Of all the spinouts and misfires of the last twenty-four hours, the most painful and maddening for him was the arrest of Curious George Howard. Gannon had tossed George into the system, and that move would simply have to play itself out. Even if Gannon could be coaxed into dropping the child support charge for the time being, George had apparently broken Danny Martin’s nose, and there you had it. An Armstrong youngblood swinging on Leo Sullivan, swinging on Danny Martin like that was what Lorenzo usually called “going and getting stupid on yourself.” But there was nothing “usual” about the last twenty-four hours, so all street-survival lectures were suspended until further notice.
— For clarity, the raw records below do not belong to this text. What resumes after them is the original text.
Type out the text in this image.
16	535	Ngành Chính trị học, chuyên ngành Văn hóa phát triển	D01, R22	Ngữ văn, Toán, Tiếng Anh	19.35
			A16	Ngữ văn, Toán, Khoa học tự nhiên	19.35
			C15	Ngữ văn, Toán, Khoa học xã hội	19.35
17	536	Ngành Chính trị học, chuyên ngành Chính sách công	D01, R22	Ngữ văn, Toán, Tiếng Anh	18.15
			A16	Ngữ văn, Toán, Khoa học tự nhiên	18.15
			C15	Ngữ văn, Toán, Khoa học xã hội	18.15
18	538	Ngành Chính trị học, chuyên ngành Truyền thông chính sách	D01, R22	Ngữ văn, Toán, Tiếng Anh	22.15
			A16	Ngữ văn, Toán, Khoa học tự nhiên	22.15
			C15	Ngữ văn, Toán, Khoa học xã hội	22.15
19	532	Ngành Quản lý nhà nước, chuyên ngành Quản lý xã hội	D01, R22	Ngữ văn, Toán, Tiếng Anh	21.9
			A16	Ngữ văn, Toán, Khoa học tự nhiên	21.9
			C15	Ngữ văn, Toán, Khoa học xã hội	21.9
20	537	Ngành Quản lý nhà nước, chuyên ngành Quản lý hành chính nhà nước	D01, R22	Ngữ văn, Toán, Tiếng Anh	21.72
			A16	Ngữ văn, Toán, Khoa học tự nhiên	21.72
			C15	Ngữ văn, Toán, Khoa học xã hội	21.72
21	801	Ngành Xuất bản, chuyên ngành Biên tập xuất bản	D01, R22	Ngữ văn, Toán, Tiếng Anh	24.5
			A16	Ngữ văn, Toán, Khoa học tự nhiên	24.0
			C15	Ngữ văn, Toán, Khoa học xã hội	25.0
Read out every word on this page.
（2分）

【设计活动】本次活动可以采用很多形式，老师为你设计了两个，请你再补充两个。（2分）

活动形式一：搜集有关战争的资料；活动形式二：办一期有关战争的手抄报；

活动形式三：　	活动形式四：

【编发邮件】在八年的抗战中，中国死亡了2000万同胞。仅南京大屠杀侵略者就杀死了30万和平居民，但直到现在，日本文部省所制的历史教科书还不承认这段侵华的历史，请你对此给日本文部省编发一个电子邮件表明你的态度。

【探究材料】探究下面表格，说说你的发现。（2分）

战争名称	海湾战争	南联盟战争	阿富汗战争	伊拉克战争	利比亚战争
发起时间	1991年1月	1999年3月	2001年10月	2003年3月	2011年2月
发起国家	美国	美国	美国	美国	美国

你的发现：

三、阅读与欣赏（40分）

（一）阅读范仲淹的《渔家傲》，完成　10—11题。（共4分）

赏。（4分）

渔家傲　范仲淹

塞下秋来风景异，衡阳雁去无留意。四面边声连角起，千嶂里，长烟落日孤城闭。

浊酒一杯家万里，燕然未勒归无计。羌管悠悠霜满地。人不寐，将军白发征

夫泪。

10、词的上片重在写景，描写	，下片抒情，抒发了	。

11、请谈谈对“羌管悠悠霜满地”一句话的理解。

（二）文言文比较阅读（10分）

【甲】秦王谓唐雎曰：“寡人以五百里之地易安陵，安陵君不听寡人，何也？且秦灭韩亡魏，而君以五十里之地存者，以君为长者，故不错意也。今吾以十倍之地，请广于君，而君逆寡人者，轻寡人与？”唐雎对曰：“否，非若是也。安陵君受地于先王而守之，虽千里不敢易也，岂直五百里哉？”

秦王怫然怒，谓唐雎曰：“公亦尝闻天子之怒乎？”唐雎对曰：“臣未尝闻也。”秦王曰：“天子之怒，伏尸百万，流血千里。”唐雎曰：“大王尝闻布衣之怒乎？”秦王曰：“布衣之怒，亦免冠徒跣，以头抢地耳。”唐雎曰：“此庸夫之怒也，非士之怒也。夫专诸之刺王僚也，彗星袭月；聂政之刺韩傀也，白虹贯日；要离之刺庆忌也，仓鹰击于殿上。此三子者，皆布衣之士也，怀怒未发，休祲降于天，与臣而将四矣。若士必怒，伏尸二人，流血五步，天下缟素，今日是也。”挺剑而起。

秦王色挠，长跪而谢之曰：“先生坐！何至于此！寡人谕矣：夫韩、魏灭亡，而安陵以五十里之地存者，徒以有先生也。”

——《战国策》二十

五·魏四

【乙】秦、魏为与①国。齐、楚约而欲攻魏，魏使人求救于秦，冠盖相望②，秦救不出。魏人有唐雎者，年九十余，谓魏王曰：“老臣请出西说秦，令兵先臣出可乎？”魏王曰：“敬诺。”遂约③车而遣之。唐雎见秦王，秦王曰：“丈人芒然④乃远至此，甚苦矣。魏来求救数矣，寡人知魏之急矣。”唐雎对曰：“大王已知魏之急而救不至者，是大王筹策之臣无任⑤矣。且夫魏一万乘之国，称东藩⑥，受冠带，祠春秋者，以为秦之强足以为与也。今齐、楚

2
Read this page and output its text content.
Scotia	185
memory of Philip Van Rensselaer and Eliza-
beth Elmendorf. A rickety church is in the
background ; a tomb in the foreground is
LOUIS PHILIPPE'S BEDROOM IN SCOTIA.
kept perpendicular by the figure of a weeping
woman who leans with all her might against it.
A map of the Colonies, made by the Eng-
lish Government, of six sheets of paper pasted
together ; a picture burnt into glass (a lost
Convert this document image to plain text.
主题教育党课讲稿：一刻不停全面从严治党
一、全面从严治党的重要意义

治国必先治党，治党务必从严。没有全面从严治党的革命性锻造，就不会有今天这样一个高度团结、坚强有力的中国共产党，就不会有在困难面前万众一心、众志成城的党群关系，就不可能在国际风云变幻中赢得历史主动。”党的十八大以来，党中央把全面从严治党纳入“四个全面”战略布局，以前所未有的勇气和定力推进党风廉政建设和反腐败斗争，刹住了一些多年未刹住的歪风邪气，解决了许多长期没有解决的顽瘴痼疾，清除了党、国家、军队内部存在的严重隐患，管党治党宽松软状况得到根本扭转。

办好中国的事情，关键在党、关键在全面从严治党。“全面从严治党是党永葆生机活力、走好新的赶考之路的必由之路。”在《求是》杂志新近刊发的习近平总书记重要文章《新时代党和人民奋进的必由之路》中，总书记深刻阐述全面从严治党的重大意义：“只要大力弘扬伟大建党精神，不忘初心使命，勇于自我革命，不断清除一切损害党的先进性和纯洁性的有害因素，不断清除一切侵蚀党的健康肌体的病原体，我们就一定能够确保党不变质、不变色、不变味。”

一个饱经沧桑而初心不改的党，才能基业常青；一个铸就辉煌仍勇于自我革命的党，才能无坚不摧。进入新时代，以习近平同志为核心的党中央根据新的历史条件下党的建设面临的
To make matters worse, as Lorenzo had anticipated, the media had been quick to announce that a suspect was in custody, and George’s sisters, subbing for the star of the show, had taken to the cameras like preachers to a pulpit, bitterly complaining about racist cops, police brutality, and the persecution of the innocent. And it wasn’t just the Howard sisters who were doing the talking. Despite the termination of the blockade, a lot of the Armstrong tenants had embraced the cameras by now, going on about poor housing conditions, about the city’s turning its back on Armstrong and the other projects, about racial double standards, about broken campaign promises by the mayor, about municipal contempt for the underclass in general, about the absence of full-time employment, the absence of summer jobs for teenagers, the absence of recreation programs, the absence or presence of this, that, and the other, each bitter complaint taking this thing further and further away from the alleged crime that started it all.